Hello, hello! We’ve reached the last Wednesday in December (the last one of 2017). Can you believe that? And that means it’s time for my monthly book review. For December, I chose a cozy mystery (think along the lines of Murder She Wrote, only this heroine is a young librarian). I was looking for something light and fun this time, and A Murder for the Books by Victoria Gilbert, which was published on Dec. 22nd, popped up in my recommendations list on NetGalley. Yes, it’s another advanced reader copy (ARC), so I must thank the publisher, Crooked Lane Books, and NetGalley for giving me access to the ARC in exchange for an honest and unbiased review. Now, let’s get on with the actual review.
A Murder for the Books is the first in a new cozy series collectively known a the Blue Ridge Library Mysteries. It follows Amy Webber, who has moved in with her elderly aunt Lydia under the guise of taking care of Lydia (who doesn’t really need much in the way of help), but is actually fleeing her old life after making a public scene when she found out her long-term boyfriend had been cheating on her. She’s gone from being a librarian at a major university to being one at a small town public library. Plus, she’s self-conscious about her weight and wary of anyone who shows a romantic interest in her. Cue the entrance of Richard Muir who is a dance instructor at her old university and is new to her little town. He asks for some help researching an old murder and that’s when they stumble upon a fresh murder and things just get weirder from there.

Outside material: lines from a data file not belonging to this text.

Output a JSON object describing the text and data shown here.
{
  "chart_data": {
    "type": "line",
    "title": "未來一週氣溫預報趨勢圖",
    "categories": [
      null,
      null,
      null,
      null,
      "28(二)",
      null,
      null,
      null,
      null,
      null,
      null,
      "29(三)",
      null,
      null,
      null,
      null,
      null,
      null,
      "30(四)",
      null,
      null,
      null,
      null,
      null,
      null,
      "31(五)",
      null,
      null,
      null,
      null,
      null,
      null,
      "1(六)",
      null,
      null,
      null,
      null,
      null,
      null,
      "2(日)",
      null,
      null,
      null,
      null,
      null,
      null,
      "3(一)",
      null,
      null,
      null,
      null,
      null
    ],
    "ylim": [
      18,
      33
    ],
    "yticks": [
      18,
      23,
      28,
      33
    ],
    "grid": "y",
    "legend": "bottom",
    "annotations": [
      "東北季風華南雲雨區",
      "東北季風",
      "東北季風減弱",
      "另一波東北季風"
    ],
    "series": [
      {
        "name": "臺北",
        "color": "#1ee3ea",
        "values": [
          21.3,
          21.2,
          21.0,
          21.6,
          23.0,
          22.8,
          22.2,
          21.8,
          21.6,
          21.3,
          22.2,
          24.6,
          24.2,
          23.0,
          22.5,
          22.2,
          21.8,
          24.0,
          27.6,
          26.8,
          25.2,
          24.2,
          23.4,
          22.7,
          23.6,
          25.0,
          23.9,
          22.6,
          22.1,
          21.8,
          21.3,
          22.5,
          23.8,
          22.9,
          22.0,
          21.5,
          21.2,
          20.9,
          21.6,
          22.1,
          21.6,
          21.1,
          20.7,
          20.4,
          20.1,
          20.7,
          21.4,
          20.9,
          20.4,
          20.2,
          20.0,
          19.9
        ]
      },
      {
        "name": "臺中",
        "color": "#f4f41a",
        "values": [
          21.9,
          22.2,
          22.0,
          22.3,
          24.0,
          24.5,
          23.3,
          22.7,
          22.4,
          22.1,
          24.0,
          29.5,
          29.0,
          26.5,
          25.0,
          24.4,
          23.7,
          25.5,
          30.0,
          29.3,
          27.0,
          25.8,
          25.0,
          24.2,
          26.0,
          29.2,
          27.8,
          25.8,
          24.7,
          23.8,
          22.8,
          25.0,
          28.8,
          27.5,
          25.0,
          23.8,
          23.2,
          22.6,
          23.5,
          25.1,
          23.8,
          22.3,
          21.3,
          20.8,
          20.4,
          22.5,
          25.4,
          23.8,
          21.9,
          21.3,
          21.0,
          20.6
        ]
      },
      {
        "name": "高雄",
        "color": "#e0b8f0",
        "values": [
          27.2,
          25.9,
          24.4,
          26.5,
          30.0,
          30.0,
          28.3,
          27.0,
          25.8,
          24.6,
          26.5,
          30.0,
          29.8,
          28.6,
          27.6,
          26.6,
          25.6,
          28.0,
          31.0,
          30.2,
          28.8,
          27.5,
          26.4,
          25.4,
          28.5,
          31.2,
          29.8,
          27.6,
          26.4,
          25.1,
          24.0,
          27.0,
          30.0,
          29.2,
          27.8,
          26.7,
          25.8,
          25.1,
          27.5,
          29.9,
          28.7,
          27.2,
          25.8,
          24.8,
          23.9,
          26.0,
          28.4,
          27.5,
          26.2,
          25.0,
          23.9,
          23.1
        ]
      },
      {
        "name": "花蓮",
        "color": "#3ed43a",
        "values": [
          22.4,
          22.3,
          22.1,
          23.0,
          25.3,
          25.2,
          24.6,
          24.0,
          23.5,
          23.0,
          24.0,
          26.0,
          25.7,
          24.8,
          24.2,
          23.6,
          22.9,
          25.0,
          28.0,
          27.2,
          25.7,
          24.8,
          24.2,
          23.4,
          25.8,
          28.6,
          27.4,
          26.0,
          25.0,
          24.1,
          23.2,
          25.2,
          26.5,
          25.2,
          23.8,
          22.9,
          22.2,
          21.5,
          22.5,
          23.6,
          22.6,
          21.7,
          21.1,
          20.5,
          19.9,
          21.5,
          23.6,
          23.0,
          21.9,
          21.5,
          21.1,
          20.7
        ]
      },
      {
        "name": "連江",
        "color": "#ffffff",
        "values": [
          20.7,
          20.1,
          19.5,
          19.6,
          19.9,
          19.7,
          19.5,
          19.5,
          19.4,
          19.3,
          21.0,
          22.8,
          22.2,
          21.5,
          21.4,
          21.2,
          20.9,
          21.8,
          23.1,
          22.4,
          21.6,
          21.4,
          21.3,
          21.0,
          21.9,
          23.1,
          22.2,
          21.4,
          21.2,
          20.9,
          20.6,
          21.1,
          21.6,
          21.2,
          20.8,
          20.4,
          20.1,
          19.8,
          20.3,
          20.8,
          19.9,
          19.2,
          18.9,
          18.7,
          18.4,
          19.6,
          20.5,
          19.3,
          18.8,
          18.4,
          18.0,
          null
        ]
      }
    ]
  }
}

After the last three ARCs I got turned out to be less than satisfying, I had very low hopes for this book. But I went into it with an open mind and, to my surprise, I liked it quite a bit. The characters were relatable (if somewhat over the top occasionally). And the plot was fun. It was a little predictable at points, but the main antagonist turned out to be a bit of a surprise. I figured they were somehow involved, but I didn’t think they’d actually do their own dirty work. So, it was fun.
That being said, I did have one major issue with the plot. Every time Amy painted herself into a seemingly inescapable corner, instead of finding a logical way out, the author employed a deus ex machina (plot device where something is magically cleared up by the intervention of something random). A book that’s been lost for years shows up even though they had done a complete inventory of the library earlier that year and no one had found it, another book randomly falls off a shelf at her house… twice, a shadow in the woods spooks the killer into running away, a gust of wind on an otherwise calm day knocks the killer off balance, etc. These things are explained away as the possible actions of a ghost, which would be fine if this were a paranormal series (I love ghost stories!). But it’s not. The whole prospect of ghosts doesn’t even come up until more than halfway through the book, so it feels like a lazy escape method from having to find logical alternatives.
Beyond that, the writing was good. There was a little too much focus on description. I didn’t really need to know what every house and garden Amy went in looked like in full detail. That made it drag a little bit in places. And there was a lot of hair twirling and similar actions that could’ve been left up to the reader’s imagination. But none of that detracted from the fun of the story itself, so I’ll let it slide.
Ultimately, I was satisfied with A Murder for the Books. It was interesting and fun enough that I’ll probably pick up the second book when it’s available. Hopefully, there won’t be as much deus ex machina in the second one.
Overall, I’d rate it 4 out of 5 stars. If you’re looking for something nice to snuggle up by the fire with, this one would be a good choice.